I'll be more careful with that framing.

hasyimibharabout 5 hours ago
Looks cool, I've been waiting for someone to build this since dbt and SQLMesh acquisition. It would be great to have model versioning and support for ClickHouse SQL.
hugocorreia90about 3 hours ago
Thanks. On model versioning — what's the use case you have in mind? A few options that map to different designs:

- dbt-style semantic-layer versions (v1/v2 of a model) - schema migration history - branch-based (Rocky already has branches + replay)

Different design choice for each, so it helps to know which problem you're trying to solve.

ClickHouse is tractable through the Adapter SDK without engine patching. If you can share roughly your model count and workload shape, I can put a real timeline on it. Open to community PRs too.

kjuulhabout 2 hours ago
fyi, llm written comments are discouraged on hackernews.

https://news.ycombinator.com/item?id=47340079

Not saying yours are, but them -- dashes certainly looks like it ;)

hugocorreia90about 2 hours ago
Fair. I just use it for tidying up my replies as I'm not a native English speaker.
mergisiabout 5 hours ago
* * *
hugocorreia90about 3 hours ago
Thanks for the careful read. The "what breaks if I rename this column" question is exactly what column lineage from the compiler is meant to answer, and you said it better than I did in the post.
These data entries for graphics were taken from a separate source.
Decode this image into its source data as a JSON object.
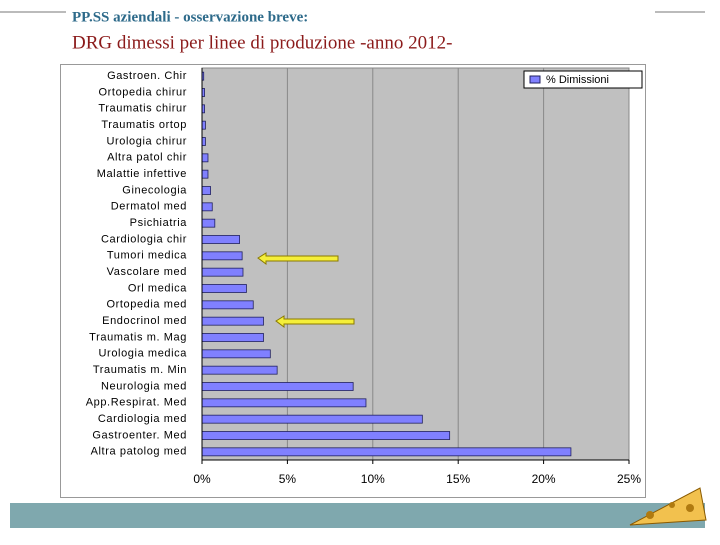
{
  "slide": {
    "kicker": "PP.SS aziendali - osservazione breve:",
    "title": "DRG dimessi per linee di produzione -anno 2012-"
  },
  "chart_data": {
    "type": "bar",
    "orientation": "horizontal",
    "categories": [
      "Gastroen. Chir",
      "Ortopedia chirur",
      "Traumatis chirur",
      "Traumatis ortop",
      "Urologia chirur",
      "Altra patol chir",
      "Malattie infettive",
      "Ginecologia",
      "Dermatol med",
      "Psichiatria",
      "Cardiologia chir",
      "Tumori medica",
      "Vascolare med",
      "Orl medica",
      "Ortopedia med",
      "Endocrinol med",
      "Traumatis m. Mag",
      "Urologia medica",
      "Traumatis m. Min",
      "Neurologia med",
      "App.Respirat. Med",
      "Cardiologia med",
      "Gastroenter. Med",
      "Altra patolog med"
    ],
    "series": [
      {
        "name": "% Dimissioni",
        "color": "#8080ff",
        "values": [
          0.1,
          0.15,
          0.15,
          0.2,
          0.2,
          0.35,
          0.35,
          0.5,
          0.6,
          0.75,
          2.2,
          2.35,
          2.4,
          2.6,
          3.0,
          3.6,
          3.6,
          4.0,
          4.4,
          8.85,
          9.6,
          12.9,
          14.5,
          21.6
        ]
      }
    ],
    "xlim": [
      0,
      25
    ],
    "xticks": [
      {
        "value": 0,
        "label": "0%"
      },
      {
        "value": 5,
        "label": "5%"
      },
      {
        "value": 10,
        "label": "10%"
      },
      {
        "value": 15,
        "label": "15%"
      },
      {
        "value": 20,
        "label": "20%"
      },
      {
        "value": 25,
        "label": "25%"
      }
    ],
    "grid": true,
    "legend": "upper right"
  }
}
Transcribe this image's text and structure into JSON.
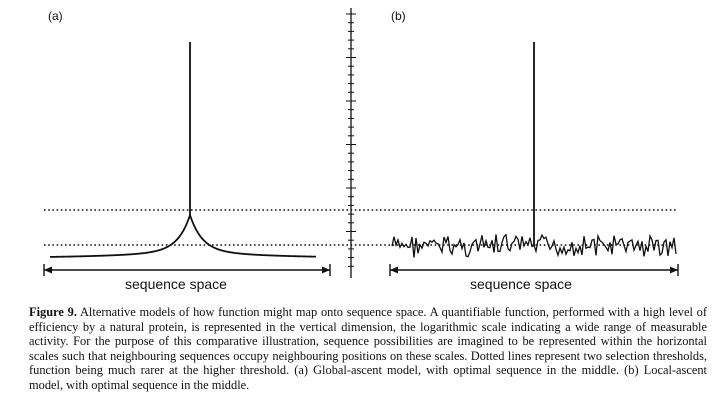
{
  "figure": {
    "panel_a_label": "(a)",
    "panel_b_label": "(b)",
    "axis_label_a": "sequence space",
    "axis_label_b": "sequence space",
    "panel_a_model": "global-ascent (single smooth peak in the middle)",
    "panel_b_model": "local-ascent (rugged noise with a single spike in the middle)",
    "selection_thresholds": 2,
    "line_color": "#111111",
    "threshold_style": "dotted"
  },
  "caption": {
    "label": "Figure 9.",
    "text": " Alternative models of how function might map onto sequence space. A quantifiable function, performed with a high level of efficiency by a natural protein, is represented in the vertical dimension, the logarithmic scale indicating a wide range of measurable activity. For the purpose of this comparative illustration, sequence possibilities are imagined to be represented within the horizontal scales such that neighbouring sequences occupy neighbouring positions on these scales. Dotted lines represent two selection thresholds, function being much rarer at the higher threshold. (a) Global-ascent model, with optimal sequence in the middle. (b) Local-ascent model, with optimal sequence in the middle."
  }
}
On the schema-grounded AI angle: agreed. The failure mode you describe — structurally valid SQL that joins on the wrong key or aggregates at the wrong grain because the model hallucinated a relationship — is exactly what the compiler is positioned to catch. AI-generated SQL runs through the type checker before it can land, so suggestions that don't validate against the actual DAG never reach the user. NL-to-SQL tools that integrate a compile step would close exactly the gap you're pointing at.

On your two questions:

1. Branch isolation for stateful models — mixed answer, and worth being honest about:

   - Incremental: isolated. The watermark `state_key` includes the resolved schema, and `rocky branch create` swaps the schema prefix. So a branch run reads/writes a different redb key than main and they don't advance each other.

   - Snapshot: not yet. Today `rocky branch create` only writes a branch record; it doesn't copy warehouse tables. A snapshot model on a branch starts with an empty table (CREATE TABLE IF NOT EXISTS in the branch schema) and accumulates from the first branch run, with no inherited history from main. That's the gap. The fix is the next wave: native Delta SHALLOW CLONE / Snowflake zero-copy at branch creation, which gives point-in-time snapshot semantics without copy-on-write overhead.
2. Cost attribution. Both bytes scanned and duration are captured per-model in the run record (`bytes_scanned` and duration on `RunRecord`). Budget gating today is on cost (USD) and duration — `max_usd` and `max_duration_ms` in `[budget]` blocks in `rocky.toml`, as independent thresholds. A direct bytes-scanned budget threshold isn't gateable today; the bytes are in the run record for analysis but you can't currently fail CI on "this run scanned more than N TB". Reasonable extension if there's demand.

   To your Snowflake point: the warehouse-size × duration credit model and the scan volume tell genuinely different stories, so they're tracked separately rather than rolled into a single number.